I asked my daughter, "could you see anything?" "Nope, nothing at all," she replied in a rather upbeat sort of, "I just verified something I've been suspecting for a good while now and it's good to have an answer" kind of way like a lab technician might note results on a clipboard.
She then wanted to shine the light in the left eye. This is the eye that has some very unknown amount of vision. It's so hard to tell what she can and can't see. Is it shadows and large forms only? She zips around the house and any areas she knows well. She isn't completely accurate and can still bump into walls. She doesn't know where things are in front of her or far away. I don't think she can tell colors but maybe she can know that something isn't a dark or light color. It's very hard to tell.
It's easy to want her to see more than she does so I always wait until I have proof she can see something. She can magically see a lot of times. This is a term I'm using for situations where my daughter will tell you or someone about a thing that would indicate she could see it. She's tricky. If she's heard someone else talk about it or remembers it from before or any number of ways in which she could "see" something when really she "knows" it.
When she held the light up to her left eye the other day, I let her do it because she needed to find out what she could see for herself. I asked her if she could see the. W light and she said, "of course" in a tone of voice that said she couldn't believe I'd even asked her that. Then I asked her if she could see shapes and things and she told me she could see lots of things. We didn't get into more than that. She says she's only half-blind. Finding out what that sighted part sees is very hard to nail down.
The Big Boy Update: My son likes to be a parent. He wants to mostly be a parent when it comes to doling out punishments. This typically means his sister. I think in part he's trying to help. It doesnt come across that way to his sister though.

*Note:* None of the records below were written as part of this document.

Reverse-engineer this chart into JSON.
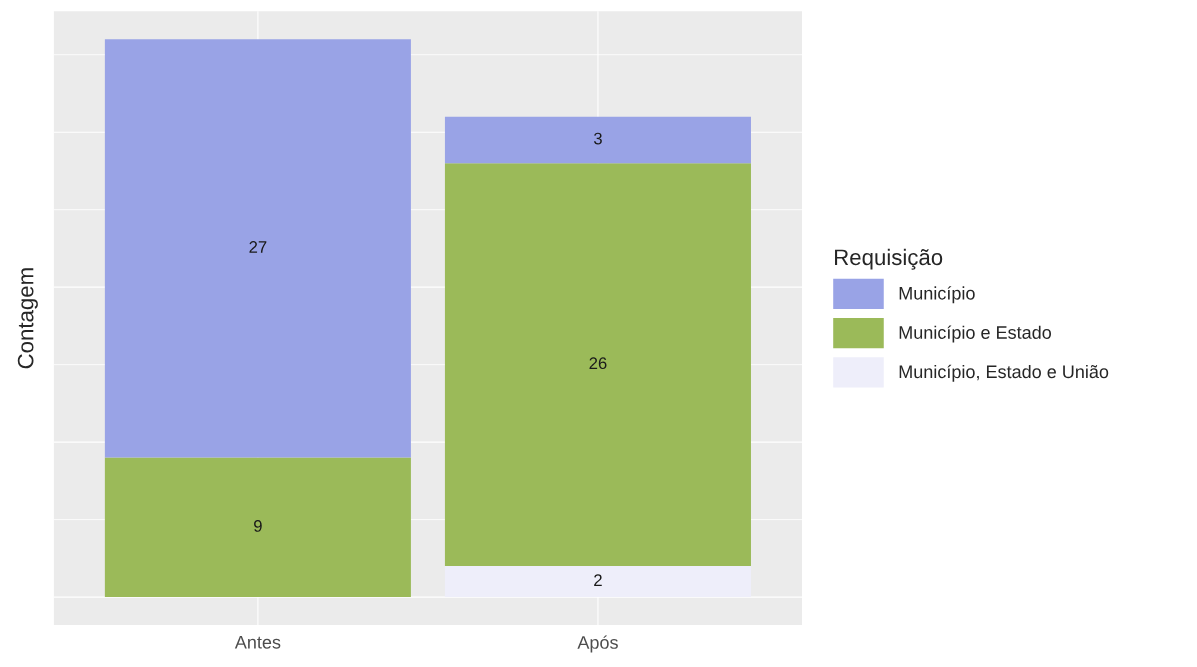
{
  "chart_data": {
    "type": "bar",
    "stacked": true,
    "ylabel": "Contagem",
    "legend_title": "Requisição",
    "categories": [
      "Antes",
      "Após"
    ],
    "series": [
      {
        "name": "Município, Estado e União",
        "color": "#eeeefa",
        "values": [
          null,
          2
        ]
      },
      {
        "name": "Município e Estado",
        "color": "#9bba59",
        "values": [
          9,
          26
        ]
      },
      {
        "name": "Município",
        "color": "#99a3e6",
        "values": [
          27,
          3
        ]
      }
    ],
    "ylim": [
      -1.8,
      37.8
    ],
    "yticks": [
      {
        "value": 0,
        "label": null
      },
      {
        "value": 10,
        "label": null
      },
      {
        "value": 20,
        "label": null
      },
      {
        "value": 30,
        "label": null
      }
    ],
    "data_labels": true,
    "grid": true,
    "legend": "right"
  }
}
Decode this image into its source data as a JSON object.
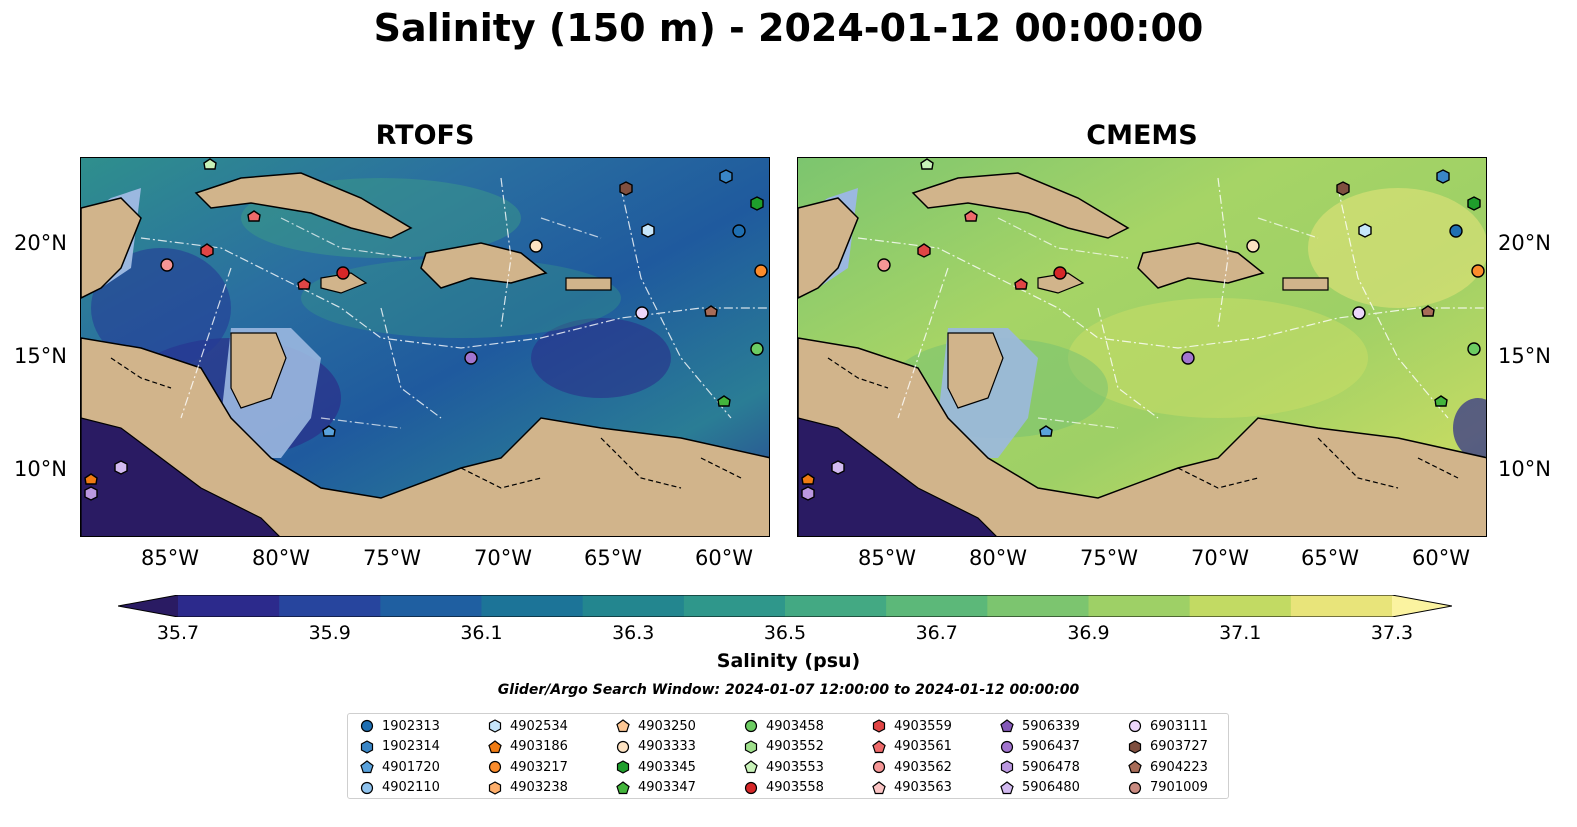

The Tiny Girl Chronicles: My daughter came into the bonus room where I'm working here and stated, "I need this room" in a definitive tone. I told her I was still working but she was welcome to work with me here. She got her braillewriter and a stack of about fifty sheets of braille paper and left. I asked why she needed to leave and she told me it was something for mother's day and she liked to talk to herself out loud while she typed and so she had to go to another room.